As Senator Pocock put it, the new system is “pushing the burden on to older Australians, their families and the state and territory healthcare systems”.

This rationing may well make the scheme more “sustainable” for the government, but is likely to give rise to what policy academics call a “perverse incentive”; a fancy term for unintended outcomes. Or, as we might call it, an own goal. That’s because the very point of home care is to keep older people in their own homes and out of nursing homes and hospitals where they tend to linger as what’s bluntly called “bed blockers”. 
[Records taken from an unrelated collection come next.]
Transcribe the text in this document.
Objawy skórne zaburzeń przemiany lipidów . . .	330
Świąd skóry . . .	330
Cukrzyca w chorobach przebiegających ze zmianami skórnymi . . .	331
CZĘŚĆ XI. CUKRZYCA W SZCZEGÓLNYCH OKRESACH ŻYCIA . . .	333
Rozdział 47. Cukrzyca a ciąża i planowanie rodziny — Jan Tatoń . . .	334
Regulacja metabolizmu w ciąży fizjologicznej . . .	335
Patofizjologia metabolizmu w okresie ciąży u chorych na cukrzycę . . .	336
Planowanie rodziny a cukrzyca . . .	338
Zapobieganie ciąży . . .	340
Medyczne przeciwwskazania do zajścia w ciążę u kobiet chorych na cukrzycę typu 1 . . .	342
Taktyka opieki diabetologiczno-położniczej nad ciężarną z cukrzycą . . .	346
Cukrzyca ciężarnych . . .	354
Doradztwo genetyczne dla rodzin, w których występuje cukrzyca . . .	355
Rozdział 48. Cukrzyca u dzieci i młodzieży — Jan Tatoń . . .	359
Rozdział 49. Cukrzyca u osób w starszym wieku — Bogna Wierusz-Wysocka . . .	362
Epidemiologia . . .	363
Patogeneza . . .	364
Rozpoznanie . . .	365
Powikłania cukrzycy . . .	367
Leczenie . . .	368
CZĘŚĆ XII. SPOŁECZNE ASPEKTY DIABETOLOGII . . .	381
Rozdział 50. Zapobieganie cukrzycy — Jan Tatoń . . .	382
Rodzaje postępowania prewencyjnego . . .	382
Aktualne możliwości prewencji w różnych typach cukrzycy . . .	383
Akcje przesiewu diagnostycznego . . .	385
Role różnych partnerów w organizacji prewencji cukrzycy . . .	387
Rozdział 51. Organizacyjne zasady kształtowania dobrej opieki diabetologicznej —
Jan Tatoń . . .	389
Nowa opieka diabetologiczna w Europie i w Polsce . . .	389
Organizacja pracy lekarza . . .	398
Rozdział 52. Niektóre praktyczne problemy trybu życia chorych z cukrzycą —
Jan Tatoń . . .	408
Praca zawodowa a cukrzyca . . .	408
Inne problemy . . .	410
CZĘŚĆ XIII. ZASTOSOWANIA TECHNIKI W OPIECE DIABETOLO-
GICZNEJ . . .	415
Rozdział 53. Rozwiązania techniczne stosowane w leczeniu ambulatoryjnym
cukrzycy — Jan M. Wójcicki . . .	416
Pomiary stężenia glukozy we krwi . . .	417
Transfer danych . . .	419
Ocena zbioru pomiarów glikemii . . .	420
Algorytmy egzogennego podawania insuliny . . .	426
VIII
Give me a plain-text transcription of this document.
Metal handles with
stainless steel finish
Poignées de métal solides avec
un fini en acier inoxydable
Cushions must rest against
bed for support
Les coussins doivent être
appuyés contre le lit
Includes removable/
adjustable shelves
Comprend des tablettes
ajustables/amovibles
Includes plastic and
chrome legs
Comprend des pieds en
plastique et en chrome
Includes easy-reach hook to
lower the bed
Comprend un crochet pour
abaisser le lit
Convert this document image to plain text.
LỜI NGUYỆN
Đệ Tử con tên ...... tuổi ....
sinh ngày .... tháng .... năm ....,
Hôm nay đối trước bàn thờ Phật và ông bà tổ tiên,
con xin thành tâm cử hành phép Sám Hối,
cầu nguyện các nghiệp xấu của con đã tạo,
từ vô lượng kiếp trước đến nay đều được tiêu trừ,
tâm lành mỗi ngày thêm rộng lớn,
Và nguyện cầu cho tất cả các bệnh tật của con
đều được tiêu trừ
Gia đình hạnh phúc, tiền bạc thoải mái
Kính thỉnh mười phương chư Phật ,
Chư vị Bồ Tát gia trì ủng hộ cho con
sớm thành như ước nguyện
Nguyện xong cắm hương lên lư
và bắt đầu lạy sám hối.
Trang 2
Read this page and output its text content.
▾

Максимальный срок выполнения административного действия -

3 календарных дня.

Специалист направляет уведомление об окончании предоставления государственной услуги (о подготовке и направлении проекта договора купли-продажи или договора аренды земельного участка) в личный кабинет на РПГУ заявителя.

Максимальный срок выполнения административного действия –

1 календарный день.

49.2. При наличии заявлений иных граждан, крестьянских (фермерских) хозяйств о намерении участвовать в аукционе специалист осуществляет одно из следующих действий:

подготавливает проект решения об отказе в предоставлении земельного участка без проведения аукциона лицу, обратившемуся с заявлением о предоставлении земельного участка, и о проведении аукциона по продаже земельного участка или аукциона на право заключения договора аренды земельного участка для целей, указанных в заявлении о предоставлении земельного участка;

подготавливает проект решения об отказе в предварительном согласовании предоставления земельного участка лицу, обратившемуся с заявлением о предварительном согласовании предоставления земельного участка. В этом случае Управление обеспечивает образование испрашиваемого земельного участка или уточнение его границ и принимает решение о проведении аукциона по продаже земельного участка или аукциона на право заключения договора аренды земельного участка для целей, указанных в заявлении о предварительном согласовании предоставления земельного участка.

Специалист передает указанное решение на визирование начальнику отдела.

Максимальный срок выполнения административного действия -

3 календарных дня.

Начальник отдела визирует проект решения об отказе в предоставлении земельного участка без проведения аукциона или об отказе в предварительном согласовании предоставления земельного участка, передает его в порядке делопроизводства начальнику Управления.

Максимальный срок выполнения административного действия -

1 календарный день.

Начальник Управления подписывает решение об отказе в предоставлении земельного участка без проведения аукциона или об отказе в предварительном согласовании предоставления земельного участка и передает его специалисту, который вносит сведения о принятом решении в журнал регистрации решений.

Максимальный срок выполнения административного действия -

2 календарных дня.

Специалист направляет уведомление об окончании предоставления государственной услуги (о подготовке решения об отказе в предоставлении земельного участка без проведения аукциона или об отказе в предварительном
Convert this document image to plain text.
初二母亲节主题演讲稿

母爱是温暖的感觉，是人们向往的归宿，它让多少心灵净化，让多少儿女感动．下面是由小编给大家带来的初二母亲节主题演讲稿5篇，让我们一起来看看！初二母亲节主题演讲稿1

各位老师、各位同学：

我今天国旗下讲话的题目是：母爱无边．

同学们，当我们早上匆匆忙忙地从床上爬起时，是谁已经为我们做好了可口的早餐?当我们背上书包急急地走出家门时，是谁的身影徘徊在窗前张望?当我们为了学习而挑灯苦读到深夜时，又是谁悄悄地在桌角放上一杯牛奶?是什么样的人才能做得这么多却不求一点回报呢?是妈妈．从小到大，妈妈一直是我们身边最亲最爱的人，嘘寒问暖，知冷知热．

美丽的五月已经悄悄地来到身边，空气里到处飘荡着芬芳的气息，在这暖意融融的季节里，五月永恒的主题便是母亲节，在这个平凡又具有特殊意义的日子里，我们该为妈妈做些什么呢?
In fairness to the government, it appears to have listened to the dire feedback and recently announced changes, starting from October: classifying help with showering and dressing as “clinical care”, thereby avoiding co-payments.

How this will play out in practice, and whether both pensioners and superannuants are eligible for this revised definition, is also unclear. 

Either way, we can only hope that the changes announced by Health Minister Mark Butler will make the scheme “sustainable” – not only for the government’s coffers, but also for the people it is intended to support in their final years. 

Dr Robert McMahon PSM is a Visiting Fellow at the Australian National University, Adjunct Professor at the University of Canberra, and former Assistant Secretary of the Department of the Prime Minister and Cabinet.